Genomics

Genomic sequencing produces data at successive stages (raw reads, aligned sequences, and processed variants or expression matrices), each with its own formats, repositories, and governance.

Standards

The core sequence and variant formats (SAM-BAM-CRAM, VCF, VRS, Phenopackets) are standardised by GA4GH, which also provides data access and interoperability APIs adopted by controlled-access repositories including EGA and dbGaP.

Data archives

Genomic data deposits follow the processing pipeline. Raw reads in FASTQ format go to the INSDC (International Nucleotide Sequence Database Collaboration) partner archives: ENA (Europe), SRA (USA), and DDBJ (Japan), which synchronise their holdings daily. Human raw reads that cannot be openly released due to re-identification risk are deposited in controlled-access archives instead: EGA (Europe) or dbGaP (USA). Aligned reads in SAM-BAM-CRAM follow the same open or controlled-access frameworks as the raw reads they derive from. Processed variants in VCF can often be shared as anonymised summary statistics, with open-access submissions going to EVA (Europe) or dbSNP (USA). Clinical significance classifications are curated in ClinVar, with expert panel assessments from ClinGen. Expression count matrices from bulk RNA-seq studies are deposited in NCBI GEO (open) or EGA (controlled access).

Federated search and analysis

The GA4GH Beacon specification defines a standardised query interface that allows institutions to expose whether their database contains a given genomic variant without sharing the underlying data. Participating institutions run a Beacon-compliant service locally and respond to queries from external researchers, enabling cross-institutional genomic discovery without moving sensitive data to a central location. BBMRI-ERIC operates a network of Beacon nodes across European biobanks, making population-scale variant frequencies queryable across the network.

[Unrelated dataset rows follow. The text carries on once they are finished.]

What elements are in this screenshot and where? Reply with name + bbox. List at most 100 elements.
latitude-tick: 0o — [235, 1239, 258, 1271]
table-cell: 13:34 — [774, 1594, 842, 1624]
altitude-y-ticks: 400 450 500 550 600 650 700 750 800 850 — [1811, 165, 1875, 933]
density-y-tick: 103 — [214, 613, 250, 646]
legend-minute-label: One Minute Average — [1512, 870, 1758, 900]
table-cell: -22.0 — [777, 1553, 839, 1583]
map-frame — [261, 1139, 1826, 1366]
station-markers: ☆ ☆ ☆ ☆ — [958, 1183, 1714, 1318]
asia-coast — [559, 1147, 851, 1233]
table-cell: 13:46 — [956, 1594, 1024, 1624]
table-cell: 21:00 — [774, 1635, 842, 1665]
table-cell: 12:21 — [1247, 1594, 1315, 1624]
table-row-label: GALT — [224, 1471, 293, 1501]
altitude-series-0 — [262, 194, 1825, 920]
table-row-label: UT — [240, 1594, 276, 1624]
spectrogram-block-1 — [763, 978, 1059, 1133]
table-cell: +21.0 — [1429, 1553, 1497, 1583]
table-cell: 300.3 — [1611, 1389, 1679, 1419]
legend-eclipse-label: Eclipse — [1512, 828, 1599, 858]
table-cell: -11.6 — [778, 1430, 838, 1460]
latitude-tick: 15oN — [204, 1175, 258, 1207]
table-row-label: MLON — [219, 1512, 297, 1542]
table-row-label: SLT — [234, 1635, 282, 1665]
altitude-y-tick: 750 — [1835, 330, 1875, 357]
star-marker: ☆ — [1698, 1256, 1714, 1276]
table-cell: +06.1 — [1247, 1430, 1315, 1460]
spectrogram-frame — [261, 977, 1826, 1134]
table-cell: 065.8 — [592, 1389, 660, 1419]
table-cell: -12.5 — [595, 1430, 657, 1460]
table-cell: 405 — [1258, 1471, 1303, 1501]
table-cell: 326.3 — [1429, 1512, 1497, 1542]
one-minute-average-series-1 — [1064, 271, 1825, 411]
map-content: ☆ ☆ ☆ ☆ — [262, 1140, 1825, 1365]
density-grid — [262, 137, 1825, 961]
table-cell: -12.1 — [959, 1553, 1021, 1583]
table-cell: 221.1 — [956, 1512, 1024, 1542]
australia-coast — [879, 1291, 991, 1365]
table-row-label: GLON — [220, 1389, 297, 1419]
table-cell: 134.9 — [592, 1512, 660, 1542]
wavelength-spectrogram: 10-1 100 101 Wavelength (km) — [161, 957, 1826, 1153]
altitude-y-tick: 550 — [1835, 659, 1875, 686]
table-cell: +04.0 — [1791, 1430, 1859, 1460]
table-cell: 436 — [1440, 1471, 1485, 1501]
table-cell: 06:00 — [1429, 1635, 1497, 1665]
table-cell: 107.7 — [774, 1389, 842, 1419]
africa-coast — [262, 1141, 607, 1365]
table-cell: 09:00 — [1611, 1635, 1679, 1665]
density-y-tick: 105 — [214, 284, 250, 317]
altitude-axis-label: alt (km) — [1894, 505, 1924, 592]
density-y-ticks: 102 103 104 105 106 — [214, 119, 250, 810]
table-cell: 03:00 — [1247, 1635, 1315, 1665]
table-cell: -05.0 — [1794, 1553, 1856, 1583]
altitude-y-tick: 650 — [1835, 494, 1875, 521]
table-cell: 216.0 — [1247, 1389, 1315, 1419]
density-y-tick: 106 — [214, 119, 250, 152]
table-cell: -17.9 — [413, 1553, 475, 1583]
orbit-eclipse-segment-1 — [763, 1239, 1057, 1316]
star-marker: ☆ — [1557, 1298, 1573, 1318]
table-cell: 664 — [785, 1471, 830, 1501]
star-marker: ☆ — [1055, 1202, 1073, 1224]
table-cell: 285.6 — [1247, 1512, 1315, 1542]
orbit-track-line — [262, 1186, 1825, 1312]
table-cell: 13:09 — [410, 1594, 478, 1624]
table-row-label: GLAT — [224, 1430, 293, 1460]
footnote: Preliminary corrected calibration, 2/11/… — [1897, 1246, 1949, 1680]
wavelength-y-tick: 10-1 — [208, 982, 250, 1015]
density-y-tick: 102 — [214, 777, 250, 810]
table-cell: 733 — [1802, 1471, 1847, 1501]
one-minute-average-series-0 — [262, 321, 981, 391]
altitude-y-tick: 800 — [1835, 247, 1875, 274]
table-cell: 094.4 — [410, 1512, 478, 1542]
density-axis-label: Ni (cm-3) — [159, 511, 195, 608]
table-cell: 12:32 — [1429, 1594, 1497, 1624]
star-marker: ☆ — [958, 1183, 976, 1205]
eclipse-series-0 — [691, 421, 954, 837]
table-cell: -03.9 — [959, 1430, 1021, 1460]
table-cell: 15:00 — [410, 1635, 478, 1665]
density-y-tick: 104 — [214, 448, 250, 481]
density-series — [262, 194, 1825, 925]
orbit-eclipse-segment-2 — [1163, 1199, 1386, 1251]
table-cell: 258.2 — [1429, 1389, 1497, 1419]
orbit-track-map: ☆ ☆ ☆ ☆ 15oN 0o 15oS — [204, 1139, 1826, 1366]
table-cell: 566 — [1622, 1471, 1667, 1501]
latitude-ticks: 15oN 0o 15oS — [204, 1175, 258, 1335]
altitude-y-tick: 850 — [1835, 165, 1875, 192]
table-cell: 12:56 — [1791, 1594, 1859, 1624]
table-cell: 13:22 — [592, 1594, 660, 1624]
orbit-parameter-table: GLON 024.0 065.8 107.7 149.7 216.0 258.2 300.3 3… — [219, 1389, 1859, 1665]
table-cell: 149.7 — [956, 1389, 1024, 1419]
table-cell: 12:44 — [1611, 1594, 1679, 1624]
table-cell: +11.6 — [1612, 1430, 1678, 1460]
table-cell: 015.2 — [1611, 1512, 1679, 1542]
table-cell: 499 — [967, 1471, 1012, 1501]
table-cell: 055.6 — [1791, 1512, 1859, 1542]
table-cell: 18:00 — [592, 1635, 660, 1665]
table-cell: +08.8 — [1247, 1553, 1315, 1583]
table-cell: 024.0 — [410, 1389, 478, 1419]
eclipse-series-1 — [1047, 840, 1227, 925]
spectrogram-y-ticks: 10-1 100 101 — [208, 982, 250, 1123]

The GDI (European Genomic Data Infrastructure) project implements this model at continental scale, deploying a federated infrastructure across 21 EU countries using GA4GH Beacon and DRS APIs, with EGA Federated national nodes as the controlled-access repository backbone. GDI implements the 1+MG Framework, the normative reference document produced by the 1+ Million Genomes (1+MG) initiative covering ELSI, data quality, technical standards, and healthcare integration for national genomics programmes. The Genome of Europe project (2024–2028) is building the primary reference dataset for GDI, generating whole-genome sequences from population cohorts across 20+ European countries coordinated through BBMRI-ERIC national nodes.

Single-cell data

Single-cell genomics differs from bulk sequencing in that each cell is profiled individually, producing a cells-by-features matrix as the primary data object rather than a sequence read file. The processing pipeline, tooling, and archives are therefore distinct from those above.

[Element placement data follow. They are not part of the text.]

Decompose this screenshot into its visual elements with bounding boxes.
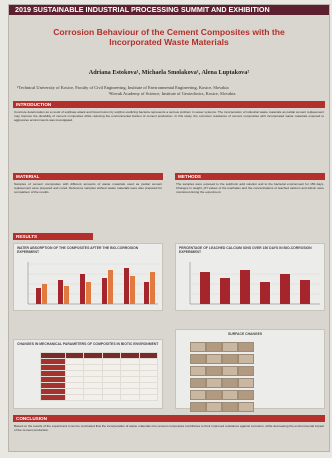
header-band — [9, 5, 329, 15]
sample-photo — [238, 354, 254, 364]
leached-calcium-panel: PERCENTAGE OF LEACHED CALCIUM IONS OVER … — [175, 243, 325, 311]
mechanical-params-panel: CHANGES IN MECHANICAL PARAMETERS OF COMP… — [13, 339, 163, 409]
sample-photo — [222, 342, 238, 352]
sample-photo — [190, 354, 206, 364]
bar — [124, 268, 129, 304]
sample-photo — [238, 390, 254, 400]
paper-title: Corrosion Behaviour of the Cement Compos… — [53, 27, 285, 47]
sample-photo — [238, 366, 254, 376]
table-row — [40, 376, 159, 383]
conclusion-text: Based on the results of the experiment i… — [14, 424, 324, 433]
water-absorption-title: WATER ABSORPTION OF THE COMPOSITES AFTER… — [17, 246, 139, 254]
poster: 2019 SUSTAINABLE INDUSTRIAL PROCESSING S… — [8, 4, 330, 452]
sample-photo — [222, 366, 238, 376]
bar — [280, 274, 290, 304]
bar — [130, 276, 135, 304]
table-row — [40, 370, 159, 377]
grid-lines — [190, 273, 320, 295]
introduction-text: Concrete deterioration as a result of su… — [14, 110, 324, 123]
material-text: Samples of cement composites with differ… — [14, 182, 162, 195]
summit-title: 2019 SUSTAINABLE INDUSTRIAL PROCESSING S… — [15, 5, 270, 14]
sample-photo — [206, 354, 222, 364]
bar — [144, 282, 149, 304]
sample-photo — [206, 378, 222, 388]
sample-photo — [238, 342, 254, 352]
water-absorption-panel: WATER ABSORPTION OF THE COMPOSITES AFTER… — [13, 243, 163, 311]
sample-photo — [206, 366, 222, 376]
methods-text: The samples were exposed to the sulphuri… — [176, 182, 324, 195]
table-row — [40, 382, 159, 389]
bar — [240, 270, 250, 304]
bars — [36, 268, 155, 304]
sample-photo — [222, 354, 238, 364]
affiliation-2: ²Slovak Academy of Science, Institute of… — [108, 91, 236, 96]
leached-calcium-chart — [189, 262, 320, 305]
sample-photo — [206, 342, 222, 352]
section-methods: METHODS — [175, 173, 325, 180]
bar — [86, 282, 91, 304]
water-absorption-chart — [27, 262, 158, 305]
bar — [64, 286, 69, 304]
sample-photo — [190, 402, 206, 412]
affiliation-1: ¹Technical University of Kosice, Faculty… — [17, 85, 229, 90]
table-row — [40, 388, 159, 395]
sample-photo — [222, 402, 238, 412]
section-results: RESULTS — [13, 233, 93, 240]
sample-photo — [190, 378, 206, 388]
bar — [58, 280, 63, 304]
sample-photo — [190, 366, 206, 376]
bar — [200, 272, 210, 304]
sample-photo — [206, 402, 222, 412]
sample-photo — [190, 390, 206, 400]
bar — [36, 288, 41, 304]
grid-lines — [28, 263, 158, 295]
mechanical-params-table — [40, 352, 159, 401]
authors: Adriana Estokova¹, Michaela Smolakova¹, … — [88, 69, 250, 76]
surface-sample-grid — [190, 342, 254, 412]
leached-calcium-title: PERCENTAGE OF LEACHED CALCIUM IONS OVER … — [179, 246, 312, 254]
section-introduction: INTRODUCTION — [13, 101, 325, 108]
sample-photo — [238, 378, 254, 388]
table-row — [40, 394, 159, 401]
mechanical-params-title: CHANGES IN MECHANICAL PARAMETERS OF COMP… — [17, 342, 159, 346]
bar — [260, 282, 270, 304]
sample-photo — [206, 390, 222, 400]
bar — [42, 284, 47, 304]
bar — [80, 274, 85, 304]
bars — [200, 270, 310, 304]
sample-photo — [190, 342, 206, 352]
surface-changes-title: SURFACE CHANGES — [228, 332, 263, 336]
bar — [220, 278, 230, 304]
sample-photo — [222, 390, 238, 400]
bar — [102, 278, 107, 304]
section-material: MATERIAL — [13, 173, 163, 180]
table-row — [40, 358, 159, 365]
bar — [150, 272, 155, 304]
sample-photo — [222, 378, 238, 388]
bar — [300, 280, 310, 304]
surface-changes-panel: SURFACE CHANGES — [175, 329, 325, 412]
sample-photo — [238, 402, 254, 412]
bar — [108, 270, 113, 304]
section-conclusion: CONCLUSION — [13, 415, 325, 422]
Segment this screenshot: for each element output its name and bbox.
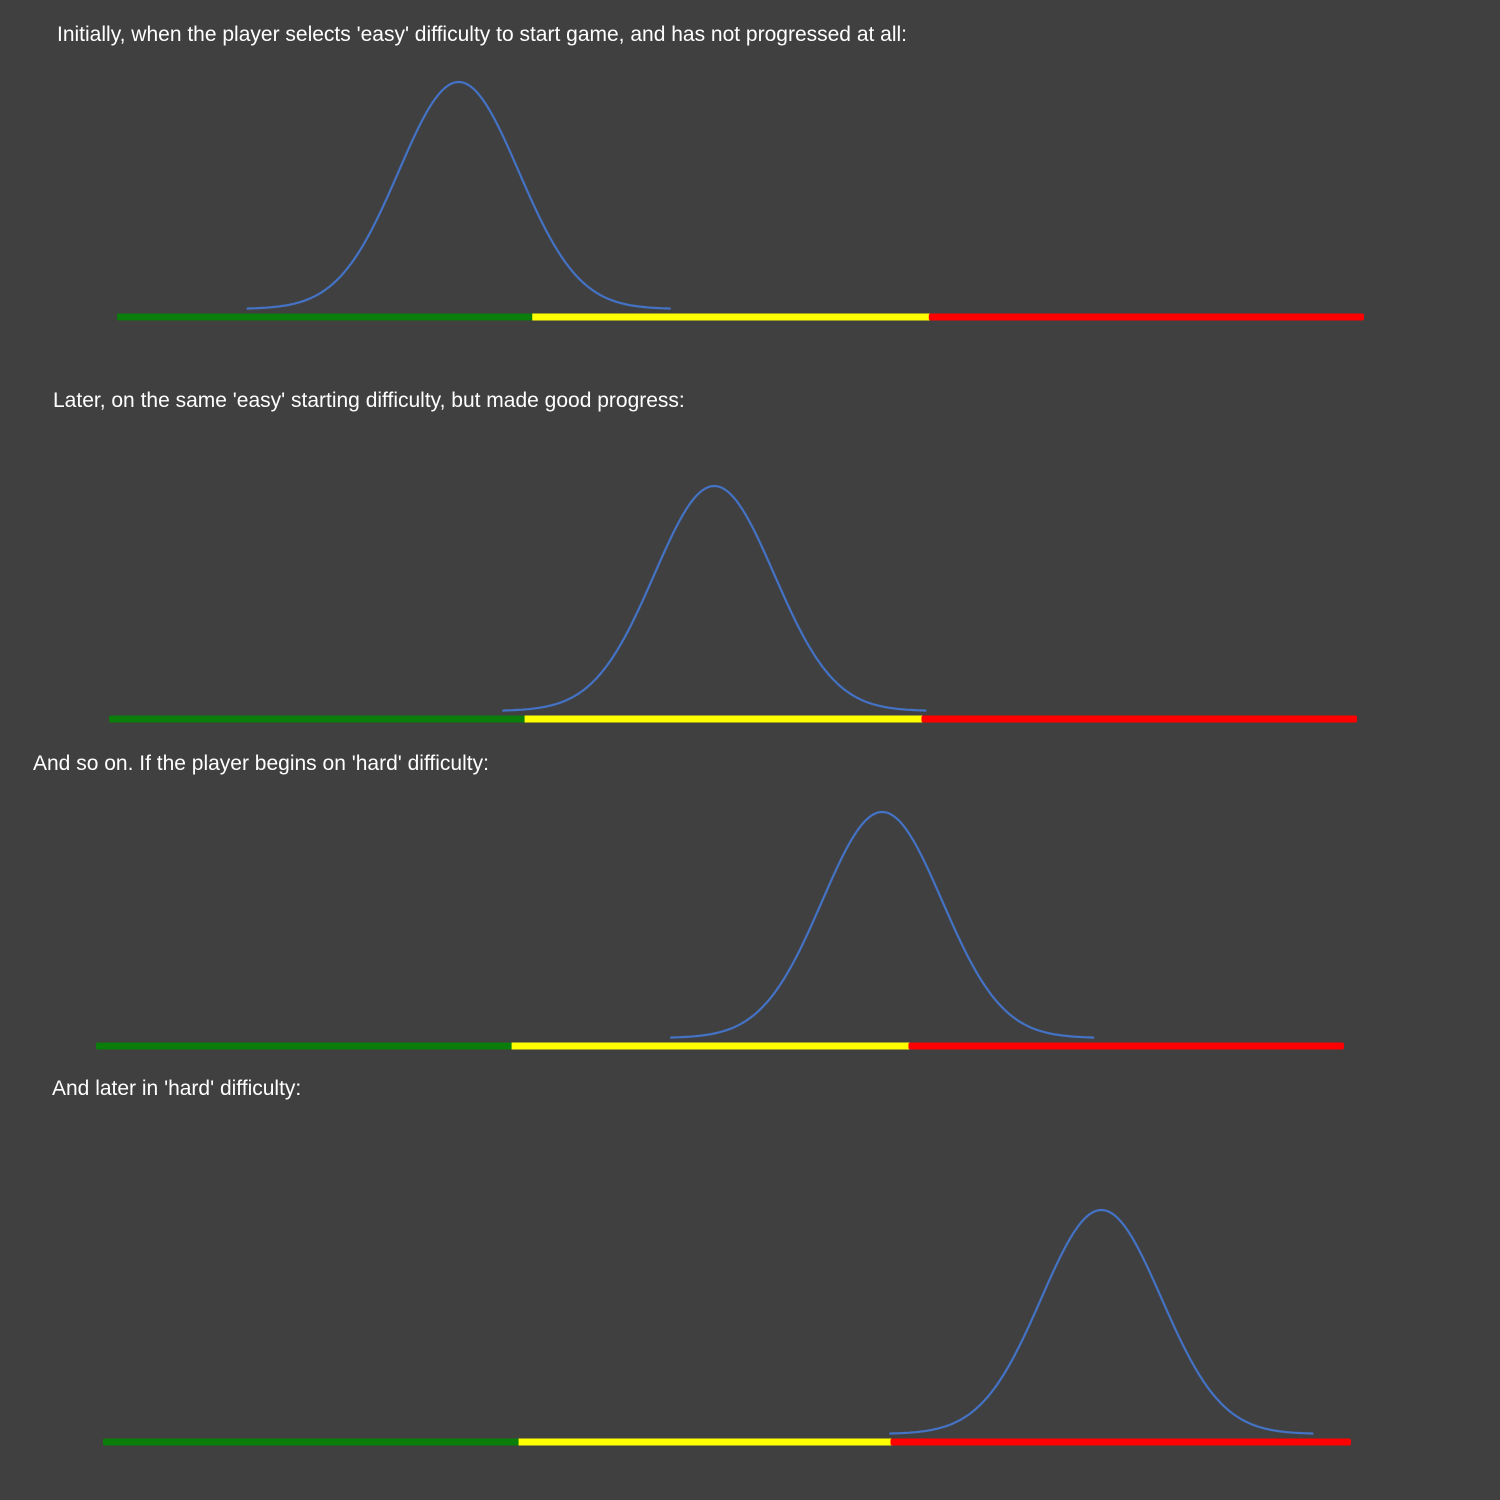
zone-red-2 — [921, 715, 1357, 723]
panel-1 — [117, 80, 1364, 321]
zone-yellow-4 — [518, 1438, 892, 1446]
zone-yellow-3 — [511, 1042, 910, 1050]
caption-panel-2: Later, on the same 'easy' starting diffi… — [53, 389, 685, 412]
zone-red-3 — [908, 1042, 1344, 1050]
caption-panel-3: And so on. If the player begins on 'hard… — [33, 752, 489, 775]
difficulty-bar-2 — [109, 715, 1357, 723]
skill-distribution-curve-1 — [246, 80, 671, 310]
zone-green-3 — [96, 1042, 513, 1050]
skill-distribution-curve-3 — [670, 810, 1095, 1039]
zone-yellow-2 — [524, 715, 923, 723]
panel-2 — [109, 484, 1357, 723]
difficulty-bar-4 — [103, 1438, 1351, 1446]
difficulty-bar-3 — [96, 1042, 1344, 1050]
caption-panel-4: And later in 'hard' difficulty: — [52, 1077, 302, 1100]
zone-green-1 — [117, 313, 534, 321]
panel-3 — [96, 810, 1344, 1050]
difficulty-bar-1 — [117, 313, 1364, 321]
zone-green-2 — [109, 715, 526, 723]
zone-red-4 — [890, 1438, 1351, 1446]
zone-green-4 — [103, 1438, 520, 1446]
skill-distribution-curve-4 — [889, 1208, 1314, 1435]
zone-yellow-1 — [532, 313, 930, 321]
caption-panel-1: Initially, when the player selects 'easy… — [57, 23, 908, 46]
skill-distribution-curve-2 — [502, 484, 927, 712]
zone-red-1 — [928, 313, 1364, 321]
panel-4 — [103, 1208, 1351, 1446]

Single-cell data is analysed in two primary ecosystems: AnnData (Python/scverse) and Seurat (R), with the h5ad file format serving as the common exchange format between them. Cell type annotation uses Cell Ontology, and anatomical provenance of cell populations (brain region and tissue type) uses UBERON. Single-cell datasets are deposited in CELLxGENE, which provides interactive exploration and a programmatic Census API for large-scale cross-dataset analysis, or in NeMO Archive for BRAIN Initiative-funded data.

Notable open datasets

  • BICAN is assembling a multi-resolution mammalian brain cell type atlas from single-cell transcriptomic data, deposited in NeMO Archive and CELLxGENE.
  • UK Biobank includes whole-exome sequencing and array genotyping from 500,000 participants, linked to neuroimaging and phenotypic data, available under controlled access.
  • ENIGMA Consortium coordinates genome-wide association studies integrated with neuroimaging data across hundreds of sites, with summary statistics openly shared.

For the phenotyping standards and variant curation infrastructure relevant to rare neurological disease, see Rare Disease and Phenotyping. For the health data access models and regulatory constraints governing sensitive genomic data, see Health.